Now, with the help of AI tools, that barrier has lifted. They act a bit like my writing companions — on hand 24/7 to help me shape, and polish my ideas. Thanks to them, I’m finally able to bring this project to life (as of September 2025).
What’s It All About?
None of it is rocket science. No single post is going to be life changing. Much of the value of this, I hope, is having an growing resource on hand when you, or the people around you, need it, to make small incremental improvements that can feel like little victories. (See the “marginal gains” post link below)
The blog is built around challenges, strategies, and scenarios, with full stories emerging where they naturally fit together.
– When a challenge and a strategy are tightly linked, I’ll tell the whole story.
– When a strategy applies across different challenges, I’ll keep it separate and link posts together so you can explore connections in your own way.
Think of it less like a conventional straight line chronological blog, and more like a web of experiences and ideas, all linked for you to wander through.
My experience is that I’m 17 years into my health journey, and still finding new ways to do things using that fraction (half ?) of my brainpower I am left with. If this resource existed before, I could perhaps have been spending more of my one life in other ways, including getting back to and managing a working life..

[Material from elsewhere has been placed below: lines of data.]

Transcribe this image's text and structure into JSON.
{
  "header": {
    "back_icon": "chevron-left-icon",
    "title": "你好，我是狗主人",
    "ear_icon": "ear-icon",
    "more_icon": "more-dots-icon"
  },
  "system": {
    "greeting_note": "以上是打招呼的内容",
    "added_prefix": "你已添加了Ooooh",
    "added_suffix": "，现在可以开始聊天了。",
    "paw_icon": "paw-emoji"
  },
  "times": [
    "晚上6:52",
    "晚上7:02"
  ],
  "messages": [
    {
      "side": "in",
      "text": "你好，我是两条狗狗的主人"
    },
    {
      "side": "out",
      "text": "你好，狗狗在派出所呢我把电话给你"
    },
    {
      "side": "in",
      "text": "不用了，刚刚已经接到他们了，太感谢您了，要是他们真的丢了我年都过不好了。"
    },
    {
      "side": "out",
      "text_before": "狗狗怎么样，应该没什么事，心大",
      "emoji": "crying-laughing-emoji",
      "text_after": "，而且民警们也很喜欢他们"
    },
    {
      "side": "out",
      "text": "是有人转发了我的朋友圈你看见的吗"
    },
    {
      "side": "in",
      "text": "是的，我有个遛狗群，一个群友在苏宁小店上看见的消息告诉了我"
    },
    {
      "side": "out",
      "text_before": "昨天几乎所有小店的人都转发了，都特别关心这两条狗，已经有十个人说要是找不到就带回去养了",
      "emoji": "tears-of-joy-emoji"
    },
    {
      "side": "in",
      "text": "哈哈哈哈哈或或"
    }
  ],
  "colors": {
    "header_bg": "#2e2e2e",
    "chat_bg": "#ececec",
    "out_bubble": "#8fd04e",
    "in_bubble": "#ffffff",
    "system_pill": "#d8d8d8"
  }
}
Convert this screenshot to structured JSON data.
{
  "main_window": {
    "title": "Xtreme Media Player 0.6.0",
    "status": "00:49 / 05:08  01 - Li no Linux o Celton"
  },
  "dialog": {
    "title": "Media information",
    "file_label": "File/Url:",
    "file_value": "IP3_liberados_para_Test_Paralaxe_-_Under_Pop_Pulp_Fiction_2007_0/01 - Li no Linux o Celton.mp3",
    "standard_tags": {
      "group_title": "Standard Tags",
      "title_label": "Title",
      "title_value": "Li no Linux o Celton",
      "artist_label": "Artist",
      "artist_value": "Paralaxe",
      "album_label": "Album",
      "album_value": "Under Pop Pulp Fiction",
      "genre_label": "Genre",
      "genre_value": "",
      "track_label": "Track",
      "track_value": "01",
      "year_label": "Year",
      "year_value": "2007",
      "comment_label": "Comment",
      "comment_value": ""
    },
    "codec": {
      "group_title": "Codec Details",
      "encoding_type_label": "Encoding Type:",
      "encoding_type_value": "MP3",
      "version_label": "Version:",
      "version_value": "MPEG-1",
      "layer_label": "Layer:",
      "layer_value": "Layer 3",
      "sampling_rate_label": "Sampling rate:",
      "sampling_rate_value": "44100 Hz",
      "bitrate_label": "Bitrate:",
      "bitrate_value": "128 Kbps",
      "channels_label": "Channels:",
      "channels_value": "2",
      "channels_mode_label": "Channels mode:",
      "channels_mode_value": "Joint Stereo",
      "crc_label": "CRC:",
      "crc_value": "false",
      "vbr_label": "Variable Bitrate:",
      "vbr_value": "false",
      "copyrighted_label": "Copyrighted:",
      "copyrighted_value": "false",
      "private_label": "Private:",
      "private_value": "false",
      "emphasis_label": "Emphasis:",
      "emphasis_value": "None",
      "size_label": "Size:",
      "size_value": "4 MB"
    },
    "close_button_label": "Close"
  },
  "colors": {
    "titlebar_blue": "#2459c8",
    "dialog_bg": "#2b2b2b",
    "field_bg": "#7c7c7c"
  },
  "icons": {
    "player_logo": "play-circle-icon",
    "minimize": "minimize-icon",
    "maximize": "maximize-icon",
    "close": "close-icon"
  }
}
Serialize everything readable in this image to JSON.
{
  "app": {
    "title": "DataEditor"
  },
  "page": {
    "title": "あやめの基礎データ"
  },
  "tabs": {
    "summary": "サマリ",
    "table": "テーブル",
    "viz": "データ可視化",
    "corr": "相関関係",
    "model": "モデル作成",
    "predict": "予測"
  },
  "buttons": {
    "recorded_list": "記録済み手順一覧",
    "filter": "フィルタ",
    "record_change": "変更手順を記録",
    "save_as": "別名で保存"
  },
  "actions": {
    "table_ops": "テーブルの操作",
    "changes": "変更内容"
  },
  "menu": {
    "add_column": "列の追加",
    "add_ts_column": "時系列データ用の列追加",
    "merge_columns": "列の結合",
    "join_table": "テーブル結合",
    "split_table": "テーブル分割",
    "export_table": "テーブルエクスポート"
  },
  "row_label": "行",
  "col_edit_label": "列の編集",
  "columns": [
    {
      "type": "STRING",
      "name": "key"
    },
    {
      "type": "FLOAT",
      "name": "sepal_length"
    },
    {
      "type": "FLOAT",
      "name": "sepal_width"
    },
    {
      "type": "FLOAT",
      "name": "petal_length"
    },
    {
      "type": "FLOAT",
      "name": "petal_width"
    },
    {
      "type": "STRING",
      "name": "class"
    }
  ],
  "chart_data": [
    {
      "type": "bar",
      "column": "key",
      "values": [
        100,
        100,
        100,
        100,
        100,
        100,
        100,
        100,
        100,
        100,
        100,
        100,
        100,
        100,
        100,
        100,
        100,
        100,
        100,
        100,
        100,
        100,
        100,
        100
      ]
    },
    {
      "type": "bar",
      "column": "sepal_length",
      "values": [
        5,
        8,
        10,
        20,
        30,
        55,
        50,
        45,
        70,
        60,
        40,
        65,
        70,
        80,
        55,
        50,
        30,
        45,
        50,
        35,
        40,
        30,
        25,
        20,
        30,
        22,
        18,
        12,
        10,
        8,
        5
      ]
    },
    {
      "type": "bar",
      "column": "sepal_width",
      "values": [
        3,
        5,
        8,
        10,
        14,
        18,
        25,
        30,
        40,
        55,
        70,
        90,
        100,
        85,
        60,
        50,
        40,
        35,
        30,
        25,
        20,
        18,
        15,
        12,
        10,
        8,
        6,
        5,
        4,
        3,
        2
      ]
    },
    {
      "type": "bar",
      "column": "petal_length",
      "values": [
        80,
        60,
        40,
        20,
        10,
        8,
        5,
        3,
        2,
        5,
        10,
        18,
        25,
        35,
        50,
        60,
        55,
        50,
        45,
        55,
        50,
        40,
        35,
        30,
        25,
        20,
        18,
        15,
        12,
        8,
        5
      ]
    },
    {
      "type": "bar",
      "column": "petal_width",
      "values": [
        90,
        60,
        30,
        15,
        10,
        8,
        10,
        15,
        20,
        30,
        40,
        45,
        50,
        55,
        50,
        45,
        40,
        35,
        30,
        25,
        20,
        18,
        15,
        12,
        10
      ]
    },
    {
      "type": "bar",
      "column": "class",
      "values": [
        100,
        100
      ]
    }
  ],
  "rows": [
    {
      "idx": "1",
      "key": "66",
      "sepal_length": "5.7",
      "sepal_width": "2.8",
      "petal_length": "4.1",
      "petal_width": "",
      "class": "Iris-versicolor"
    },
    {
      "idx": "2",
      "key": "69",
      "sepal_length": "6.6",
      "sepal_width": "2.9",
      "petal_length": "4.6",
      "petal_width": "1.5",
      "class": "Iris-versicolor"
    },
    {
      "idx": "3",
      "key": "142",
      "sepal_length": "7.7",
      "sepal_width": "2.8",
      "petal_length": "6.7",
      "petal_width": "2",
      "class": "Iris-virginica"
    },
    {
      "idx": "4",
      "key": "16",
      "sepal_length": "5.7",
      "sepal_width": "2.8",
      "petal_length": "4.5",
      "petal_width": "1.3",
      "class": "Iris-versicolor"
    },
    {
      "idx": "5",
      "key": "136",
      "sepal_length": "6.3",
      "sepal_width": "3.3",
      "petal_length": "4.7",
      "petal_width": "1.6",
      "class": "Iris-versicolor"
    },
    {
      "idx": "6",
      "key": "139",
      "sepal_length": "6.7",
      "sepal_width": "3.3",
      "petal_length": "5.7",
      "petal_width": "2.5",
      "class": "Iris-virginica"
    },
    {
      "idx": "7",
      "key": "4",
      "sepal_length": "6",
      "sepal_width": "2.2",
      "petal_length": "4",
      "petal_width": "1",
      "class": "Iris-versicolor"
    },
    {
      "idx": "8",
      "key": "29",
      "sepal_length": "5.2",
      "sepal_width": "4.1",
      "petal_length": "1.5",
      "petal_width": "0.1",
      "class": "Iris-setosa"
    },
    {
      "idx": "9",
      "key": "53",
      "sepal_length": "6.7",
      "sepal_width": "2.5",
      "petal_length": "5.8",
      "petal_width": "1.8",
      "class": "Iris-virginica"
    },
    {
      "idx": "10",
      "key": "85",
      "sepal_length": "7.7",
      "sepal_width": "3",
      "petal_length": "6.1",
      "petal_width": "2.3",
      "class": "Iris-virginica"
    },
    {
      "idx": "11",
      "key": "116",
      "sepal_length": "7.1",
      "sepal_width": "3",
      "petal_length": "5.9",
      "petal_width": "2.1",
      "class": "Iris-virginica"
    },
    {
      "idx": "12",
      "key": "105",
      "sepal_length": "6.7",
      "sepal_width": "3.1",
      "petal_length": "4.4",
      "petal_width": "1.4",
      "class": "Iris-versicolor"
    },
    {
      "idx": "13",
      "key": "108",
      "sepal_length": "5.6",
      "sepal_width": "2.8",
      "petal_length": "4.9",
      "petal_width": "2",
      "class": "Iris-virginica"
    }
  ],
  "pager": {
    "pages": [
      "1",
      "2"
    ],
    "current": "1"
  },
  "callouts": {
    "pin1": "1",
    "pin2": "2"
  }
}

As of right now, I’m building working descriptions of well over 100 challenges, a similar number of strategies, a score or more insights, and a handful of full stories. Only a few are polished enough to share as yet — but the collection is growing daily, I have bucket loads of snippets to factor into future posts .
A Little About Me
My background of relevance is an unusual mix of the technical and the personal. Back in the 1980s I was lead developer for a radiotherapy planning tool, as part of a large European research project. My part in that was aimed particularly at irradiating brain tumours. That was before I had the misfortune to get my own! In 2024 I had a stroke, from which I am recovering slowly but surely, but it has left me most significantly with mobility issues.
I’ve been a scout leader for more than 25 years, bringing me into contact with a huge range of abilities of the young people in my care, many with their own developmental challenges. Now, living with my own set of challenges, I find I’ve been given another perspective: the lived experience of managing life with different limitations,
Living With Two Brains
Sometimes I joke that I’m “the man with two brains.”
– The first brain was the quick-learning one I had before illness.
– The second brain is the one I live with now — still rich in memories and skills, but slower to take in new information, and less able to store it.
This project is, in many ways, my attempt to make sense of life with “brain number two” — and to share the insights and strategies that help me along the way.